Saturday, February 18, 2012

Your Beer is not "Delicious," nor is it "Amazing."

Some perfectly good uses of "Delicious" from the OED

I have a serious problem with the ever-presence of "delicious" and "amazing" in commercials, emails, social updates, and even conversations.  I would rant at you, but these texts messages might explain better.

Saturday, February 18.  Robyn and Erica discuss words, croissants, etc. 

R: Haha. I think [croissants] are about equal parts butter and flour.

E: Mostly. And delicious.  Don't you hate that word? 

R: I do hate delicious as applied to food and especially drink.  It was just gross sounding at first, but now people say it constantly so it's even worse.

E: Speaking of bad words, parry gripp, lead singer of nerfherder has reinvented himself and has a song called nom nom nom nom nom nom. Disgusting.

R: That is sick.  I'm also tired of people saying everything is "amazing."  It's like the educated person's cool word.  If something is "amazing," it better be goddamn good.

E: People don't know how to describe anything anymore. "these croissants are amazingly delicious!"

E: nom nom.

R: LOLOLOLOL!!!!!!     [This is hilarious to us because we NEVER use LOL in earnest.  Like, never.]

E: Haha!  Ewwwww.  This is a deliciously disgusting conversation.

R: Now that is a good use of delicious.  I like delicious air or a delicious morning.  Or Dean Martin: "Gosh your lips are...delicious!"

E: To me that line makes me picture him chewing on her lips.

R: Certainly.  But at least he isn't nomming on a delicious beer.

E: I guess I can only associate it with food.

R: I think people should use words that more precisely describe flavor.  Savory, sweet, aromatic, pungent...they've replaced them all with one word.

E: Ugh. True.  I'm so glad you have superb word taste.

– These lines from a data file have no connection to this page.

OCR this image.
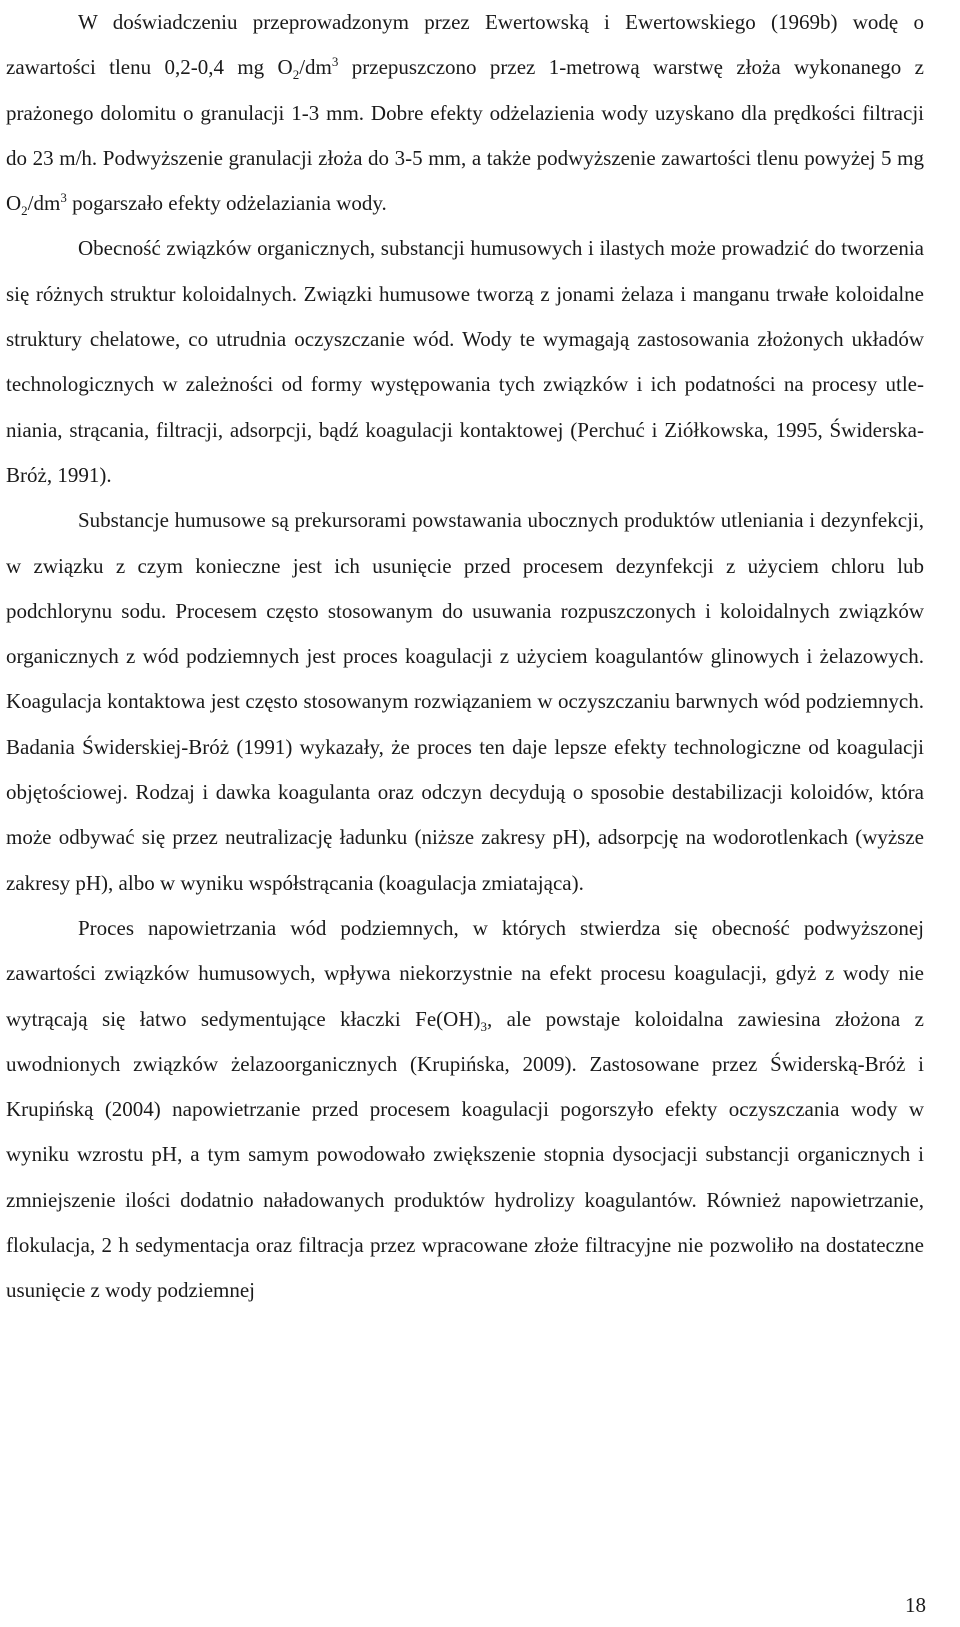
W doświadczeniu przeprowadzonym przez Ewertowską i Ewertowskiego (1969b) wodę o zawartości tlenu 0,2-0,4 mg $O_2/dm^3$ przepuszczono przez 1-metrową warstwę złoża wykonanego z prażonego dolomitu o granulacji 1-3 mm. Dobre efekty odżelazienia wody uzyskano dla prędkości filtracji do 23 m/h. Podwyższenie granulacji złoża do 3-5 mm, a także podwyższenie zawartości tlenu powyżej 5 mg $O_2/dm^3$ pogarszało efekty odżelaziania wody.

Obecność związków organicznych, substancji humusowych i ilastych może prowadzić do tworzenia się różnych struktur koloidalnych. Związki humusowe tworzą z jonami żelaza i manganu trwałe koloidalne struktury chelatowe, co utrudnia oczyszczanie wód. Wody te wymagają zastosowania złożonych układów technologicznych w zależności od formy występowania tych związków i ich podatności na procesy utleniania, strącania, filtracji, adsorpcji, bądź koagulacji kontaktowej (Perchuć i Ziółkowska, 1995, Świderska-Bróż, 1991).

Substancje humusowe są prekursorami powstawania ubocznych produktów utleniania i dezynfekcji, w związku z czym konieczne jest ich usunięcie przed procesem dezynfekcji z użyciem chloru lub podchlorynu sodu. Procesem często stosowanym do usuwania rozpuszczonych i koloidalnych związków organicznych z wód podziemnych jest proces koagulacji z użyciem koagulantów glinowych i żelazowych. Koagulacja kontaktowa jest często stosowanym rozwiązaniem w oczyszczaniu barwnych wód podziemnych. Badania Świderskiej-Bróż (1991) wykazały, że proces ten daje lepsze efekty technologiczne od koagulacji objętościowej. Rodzaj i dawka koagulanta oraz odczyn decydują o sposobie destabilizacji koloidów, która może odbywać się przez neutralizację ładunku (niższe zakresy pH), adsorpcję na wodorotlenkach (wyższe zakresy pH), albo w wyniku współstrącania (koagulacja zmiatająca).

Proces napowietrzania wód podziemnych, w których stwierdza się obecność podwyższonej zawartości związków humusowych, wpływa niekorzystnie na efekt procesu koagulacji, gdyż z wody nie wytrącają się łatwo sedymentujące kłaczki $Fe(OH)_3$, ale powstaje koloidalna zawiesina złożona z uwodnionych związków żelazoorganicznych (Krupińska, 2009). Zastosowane przez Świderską-Bróż i Krupińską (2004) napowietrzanie przed procesem koagulacji pogorszyło efekty oczyszczania wody w wyniku wzrostu pH, a tym samym powodowało zwiększenie stopnia dysocjacji substancji organicznych i zmniejszenie ilości dodatnio naładowanych produktów hydrolizy koagulantów. Również napowietrzanie, flokulacja, 2 h sedymentacja oraz filtracja przez wpracowane złoże filtracyjne nie pozwoliło na dostateczne usunięcie z wody podziemnej

18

R: I want to blog our conversation.  I was on the verge of writing about both delicious and amazing and this about covers it.

E: I was just thinking what a good conversation this is.  And I was going to describe my beer as definitively Midwestern with a cheap but not unattractive taste.  The wide mouth delivers its lackluster liquid languidly to my lips.

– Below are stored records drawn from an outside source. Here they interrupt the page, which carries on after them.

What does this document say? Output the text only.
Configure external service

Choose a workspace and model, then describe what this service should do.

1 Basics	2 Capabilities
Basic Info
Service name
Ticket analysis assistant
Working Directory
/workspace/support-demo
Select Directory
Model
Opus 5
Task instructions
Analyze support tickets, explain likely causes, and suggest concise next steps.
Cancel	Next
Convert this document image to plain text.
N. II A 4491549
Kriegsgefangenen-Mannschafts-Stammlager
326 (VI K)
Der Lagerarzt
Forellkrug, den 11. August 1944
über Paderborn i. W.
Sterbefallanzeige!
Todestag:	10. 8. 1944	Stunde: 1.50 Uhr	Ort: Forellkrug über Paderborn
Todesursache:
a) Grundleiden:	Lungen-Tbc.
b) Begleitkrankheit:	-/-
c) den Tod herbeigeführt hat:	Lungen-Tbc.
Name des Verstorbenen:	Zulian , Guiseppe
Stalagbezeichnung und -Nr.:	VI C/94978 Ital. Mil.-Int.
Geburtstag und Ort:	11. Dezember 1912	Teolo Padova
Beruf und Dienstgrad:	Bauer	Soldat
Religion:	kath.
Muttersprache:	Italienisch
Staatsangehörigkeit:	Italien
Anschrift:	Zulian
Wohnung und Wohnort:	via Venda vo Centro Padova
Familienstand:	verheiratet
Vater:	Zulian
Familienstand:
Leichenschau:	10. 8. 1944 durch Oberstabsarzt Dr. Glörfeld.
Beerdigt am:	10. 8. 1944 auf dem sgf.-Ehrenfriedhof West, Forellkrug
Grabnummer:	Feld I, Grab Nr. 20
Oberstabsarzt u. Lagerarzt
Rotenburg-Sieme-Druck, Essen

R: A perfect description.  I think you hit the nail on the head, that it is the power of description that people have lost.  Probably along with observation.

E: I know.

Erica knows.  Now go forth and use some good words.  Preferably ones that aren't vague.  And even more preferably, ones we haven't heard sixteen times today.


  1. Really? Using LOL is "hilarious?"

    Listen to this:

  2. Ha! The "amaaaazing" bit captures my sentiments exactly.

    As for hilarious, yes I truly mean it makes us guffaw if one of us writes LOL. It happens less than once a year, I'd estimate, so a well-timed LOL from someone who hates that "word" makes us actually laugh out loud.

    I haven't had this guy's experience with "hilarious." What I usually encounter, with much cringing, is "hystehhhrical" (said just like "hilaaaarious"). Hysterical does not mean "funny"! Gah!